戸籍を集めるのが大変なのと、相続放棄の結果、甥・姪が相続人となるようなケースもあること、あとは配偶者との共同相続になったときに、お互いの距離が近くないので争いになりやすいということが挙げられます。

甥・姪が相続をする場合の注意点にはどのようなものが挙げられるでしょうか。

戸籍を取るのに通常よりも時間がかかる

まず、相続手続きについては戸籍の収集が不可欠です。 甥・姪と相続人の繋がりを示すためには、
・被相続人の全ての戸籍 ・被相続人に直系尊属がすでにいないということを示すための戸籍 ・兄弟姉妹がいてすでに亡くなっていることを示す戸籍
といったものが必要で、相続が発生するケースの中でも最も多くの戸籍を収集する必要があります。 そのため、必要な戸籍を揃えるために時間がかかることになります。

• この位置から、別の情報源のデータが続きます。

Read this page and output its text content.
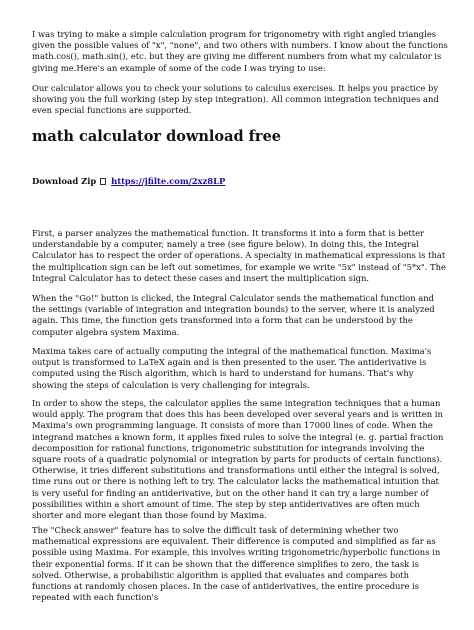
I was trying to make a simple calculation program for trigonometry with right angled triangles given the possible values of "x", "none", and two others with numbers. I know about the functions math.cos(), math.sin(), etc. but they are giving me different numbers from what my calculator is giving me.Here's an example of some of the code I was trying to use:

Our calculator allows you to check your solutions to calculus exercises. It helps you practice by showing you the full working (step by step integration). All common integration techniques and even special functions are supported.

math calculator download free
Download Zip https://jfilte.com/2xz8LP

First, a parser analyzes the mathematical function. It transforms it into a form that is better understandable by a computer, namely a tree (see figure below). In doing this, the Integral Calculator has to respect the order of operations. A specialty in mathematical expressions is that the multiplication sign can be left out sometimes, for example we write "5x" instead of "5*x". The Integral Calculator has to detect these cases and insert the multiplication sign.

When the "Go!" button is clicked, the Integral Calculator sends the mathematical function and the settings (variable of integration and integration bounds) to the server, where it is analyzed again. This time, the function gets transformed into a form that can be understood by the computer algebra system Maxima.

Maxima takes care of actually computing the integral of the mathematical function. Maxima's output is transformed to LaTeX again and is then presented to the user. The antiderivative is computed using the Risch algorithm, which is hard to understand for humans. That's why showing the steps of calculation is very challenging for integrals.

In order to show the steps, the calculator applies the same integration techniques that a human would apply. The program that does this has been developed over several years and is written in Maxima's own programming language. It consists of more than 17000 lines of code. When the integrand matches a known form, it applies fixed rules to solve the integral (e. g. partial fraction decomposition for rational functions, trigonometric substitution for integrands involving the square roots of a quadratic polynomial or integration by parts for products of certain functions). Otherwise, it tries different substitutions and transformations until either the integral is solved, time runs out or there is nothing left to try. The calculator lacks the mathematical intuition that is very useful for finding an antiderivative, but on the other hand it can try a large number of possibilities within a short amount of time. The step by step antiderivatives are often much shorter and more elegant than those found by Maxima.

The "Check answer" feature has to solve the difficult task of determining whether two mathematical expressions are equivalent. Their difference is computed and simplified as far as possible using Maxima. For example, this involves writing trigonometric/hyperbolic functions in their exponential forms. If it can be shown that the difference simplifies to zero, the task is solved. Otherwise, a probabilistic algorithm is applied that evaluates and compares both functions at randomly chosen places. In the case of antiderivatives, the entire procedure is repeated with each function's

先順位の相続人が全員相続放棄をしたような場合に相続人となる

被相続人に借金があったような場合には、相続人は相続放棄をすることになります。 相続放棄をすると相続開始の当初から相続人ではなかったことになります。 当初、子が相続人であったケースでも、子が全員相続放棄をすれば、直系尊属が相続人となり、直系尊属がすでにいない・相続放棄をすれば第三順位の相続人が相続する、ということになります。 1の2)で述べたとおり、兄弟姉妹が相続放棄をした場合は、甥・姪は相続人にはなりません。しかし、先順位の相続人が全員相続放棄をしていて、かつすでに兄弟姉妹が亡くなっている場合には代襲相続として相続人になります。 上述したとおり、戸籍収集には時間がかかるにもかかわらず、相続放棄の3ヶ月という期間制限は変わりません(民法915条1項)。期間の延長の申請などを失念しないようにしましょう。

配偶者と共同相続になり争いになりやすい

配偶者と共同相続になる場合は、上述したように相続財産の1/4を生存している兄弟姉妹・甥・姪で分割して相続をします。 甥・姪側としては、1/4をさらに相続人の人数で割るので、相続できるのは少額という意識を持つことがあります。 また、甥・姪と配偶者となると、存在は知っていても顔すらあわせたことがない、という方も多いでしょう。 そうなってくると、「少額だし、どんな事情を抱えているかはよくわからないけど、もらえるものだけは貰っておこうか…」という考えになりがちです。 遺産分割協議にて、甥・姪から「自宅の持分とかはもらっても仕方ないので現金でいいです」と主張された場合、遺産で現金など分けやすい財産がない状況ではこのような要求に応じるのが難しく、遺産分割協議がうまくいかない場合も発生します。 上述したように、甥・姪には遺留分がないので、 配偶者に甥・姪などとの遺産分割協議の負担をかけたくないような場合には、配偶者に遺産を全部相続させる旨の遺言書を遺しておくべきでしょう。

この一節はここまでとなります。